The Texas economy is feeling the drag from lower oil prices, and North Texas is no exception. However, the well-diversified economy of the Dallas/Ft. Worth metro area is providing some insulation from the downdraft in the state’s energy sector. North Texas gained an average of 11,000 payroll jobs per month over 2014. Through the first eight months of 2015, that average is down to 6,600. In two months this year, March and May, North Texas had net job losses, and in July there were close to zero net new jobs. This is clearly a downshift for the regional economy, but the downshift is not as pronounced as it is in the Houston metro area, which has seen net job losses in four out of eight months this year.
Examples of economic diversity in North Texas are easy to find. Facebook announced in July that construction had begun on a new $1 billion data center in Fort Worth. Along with the data center, Facebook is part of a partnership that is building a 202 megawatt wind farm in Clay County, Texas, well outside of the Dallas/Ft. Worth metro area. Fort Worth’s central business district will see its first new office tower since 2008. The 25-story 640 Taylor project will begin construction this year. Three North Texas counties, Collin, Denton and Rockwall, were among the 25 fastest-growing counties in the U.S. in 2014, according to the Census Bureau.
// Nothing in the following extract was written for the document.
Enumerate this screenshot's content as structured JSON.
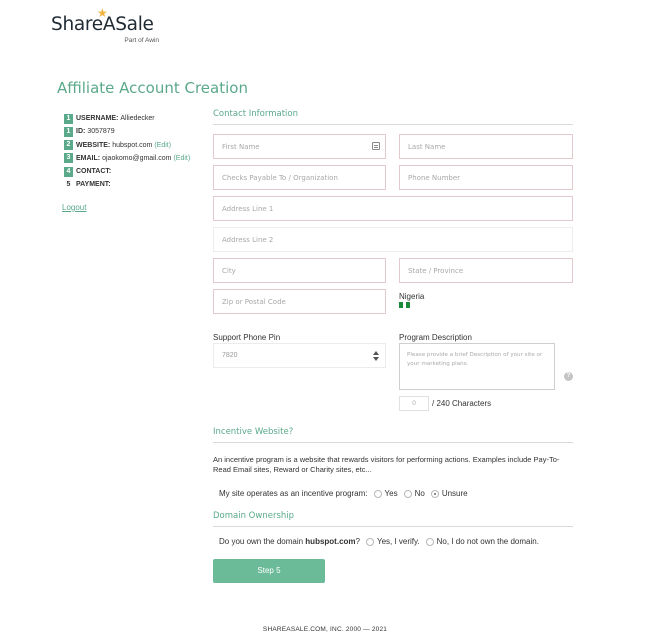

With rapid economic growth over the past several years, housing markets in North Texas remain tight. According to the July Case-Shiller House Price index, Dallas house prices were up 8.2 percent over the previous 12 months, well ahead of the U.S. average of 4.5 percent. Corelogic issued a report this month that put all the Texas big housing markets on a watchlist for being overvalued. Austin topped the Corelogic list. Houston was second on the list of 14 cities, Dallas was eighth and Fort Worth ranked twelfth.